Reporters attending the Kennebunkport news conference were herded behind a rope line. Before the news conference, one of spokesman Fitzwater's young press office assistants walked the rope line asking which reporter might ask about the Post story.

Before Tillotson was called on, several other reporters received a so-called "Presidential Point"—meaning a question was allowed. They all asked about Middle East politics. When Mr. Bush nodded in Tillotson's direction, she asked if the president, given the importance his campaign placed on "family values," wouldn't like to respond to the New York Post story. Mr. Bush, as quoted above, excoriated Tillotson and CNN for the "sleazy" question.

After the news conference, Tillotson joined the presidential motorcade for a ride to Air Force One and its return flight to Washington. A CNN assignment editor reached her by cell phone to tell her she would likely be fired because of the controversy surrounding her question.
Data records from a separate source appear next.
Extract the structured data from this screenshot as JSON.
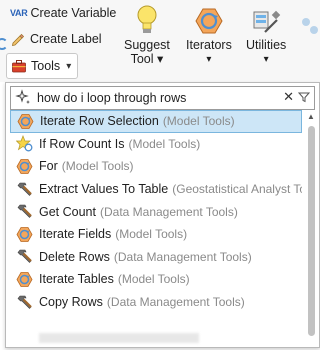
{
  "ribbon": {
    "variable": {
      "icon": "var-icon",
      "icon_text": "VAR",
      "label": "Create Variable"
    },
    "label_btn": {
      "icon": "pencil-label-icon",
      "label": "Create Label"
    },
    "tools_dropdown": {
      "icon": "toolbox-icon",
      "label": "Tools",
      "chevron": "▾"
    },
    "suggest": {
      "icon": "lightbulb-icon",
      "line1": "Suggest",
      "line2": "Tool ▾"
    },
    "iterators": {
      "icon": "iterator-icon",
      "label": "Iterators",
      "chevron": "▾"
    },
    "utilities": {
      "icon": "utilities-icon",
      "label": "Utilities",
      "chevron": "▾"
    }
  },
  "search": {
    "value": "how do i loop through rows",
    "clear_icon": "✕",
    "filter_icon": "filter-icon"
  },
  "results": [
    {
      "name": "Iterate Row Selection",
      "toolbox": "(Model Tools)",
      "icon": "iterator-icon",
      "selected": true
    },
    {
      "name": "If Row Count Is",
      "toolbox": "(Model Tools)",
      "icon": "logical-star-icon",
      "selected": false
    },
    {
      "name": "For",
      "toolbox": "(Model Tools)",
      "icon": "iterator-icon",
      "selected": false
    },
    {
      "name": "Extract Values To Table",
      "toolbox": "(Geostatistical Analyst Tools)",
      "icon": "hammer-icon",
      "selected": false
    },
    {
      "name": "Get Count",
      "toolbox": "(Data Management Tools)",
      "icon": "hammer-icon",
      "selected": false
    },
    {
      "name": "Iterate Fields",
      "toolbox": "(Model Tools)",
      "icon": "iterator-icon",
      "selected": false
    },
    {
      "name": "Delete Rows",
      "toolbox": "(Data Management Tools)",
      "icon": "hammer-icon",
      "selected": false
    },
    {
      "name": "Iterate Tables",
      "toolbox": "(Model Tools)",
      "icon": "iterator-icon",
      "selected": false
    },
    {
      "name": "Copy Rows",
      "toolbox": "(Data Management Tools)",
      "icon": "hammer-icon",
      "selected": false
    }
  ],
  "colors": {
    "selection_bg": "#cde6f7",
    "selection_border": "#7ab6de",
    "toolbox_text": "#8a8a8a",
    "accent": "#2a63b8"
  }
}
Upon her return to the White House press work space, Tillotson was virtually alone. Most of the White House press corps had chosen to return to Washington later on a designated press plane, not Air Force One. Tillotson heard Anna Perez, who was first lady Barbara Bush's press secretary, coming down the stairs towards CNN's work space. She loudly called, "Mary Tillotson? Mary Tillotson?" as she descended the steps.

Stopping at the door of the CNN booth, Perez raised her hand in benediction and said "I absolve you," burst into a belly laugh, and left.

Late that afternoon, Dateline NBC's Stone Phillips interviewed Mr. Bush at the White House and also asked about the Post story. Bush again refused to answer, explaining, "... you're perpetuating the sleaze by even asking the question, to say nothing of asking it in the Oval Office, and I don't think you ought to do that, and I'm not going to answer the question," The Times reported.

An NBC camera crew who recorded the interview said Phillips had apologized to the president off-camera. Phillips explained to Bush that he had asked the question because bosses at NBC had ordered him to, according to the NBC crew.

The next day, Fitzwater asked Tillotson why she had asked the question. She answered that the story had been reported and was already known. She was simply covering a presidential campaign and her job was to ask such questions of the candidates. Her employers expected no less, she said.

In a book years later, Fitzwater transformed the scene: he wrote that Tillotson wept and said her bosses had ordered her to ask about Fitzgerald.

==Return to academia==
In 2006, Tillotson returned to her hometown of Tuscaloosa, where she currently resides. There, she became a faculty member of the Osher Lifelong Learning Institute (OLLI) at the University of Alabama, and is now an instructor. During her lectures, she has given classes on the nature of news and newsmaking, and how public policy topics are reflected in the news.

==Personal life==
By 2014, she was known to have retired from journalism. Since that year through 2015, she has also given, and continues to give speeches in her home state of Alabama about her life and work.

As of January 2018, Tillotson is listed as the secretary of the Tuscaloosa Symphony Guild since at least October 26, 2015.

Tillotson has supported the College of Arts and Sciences at the University of Alabama.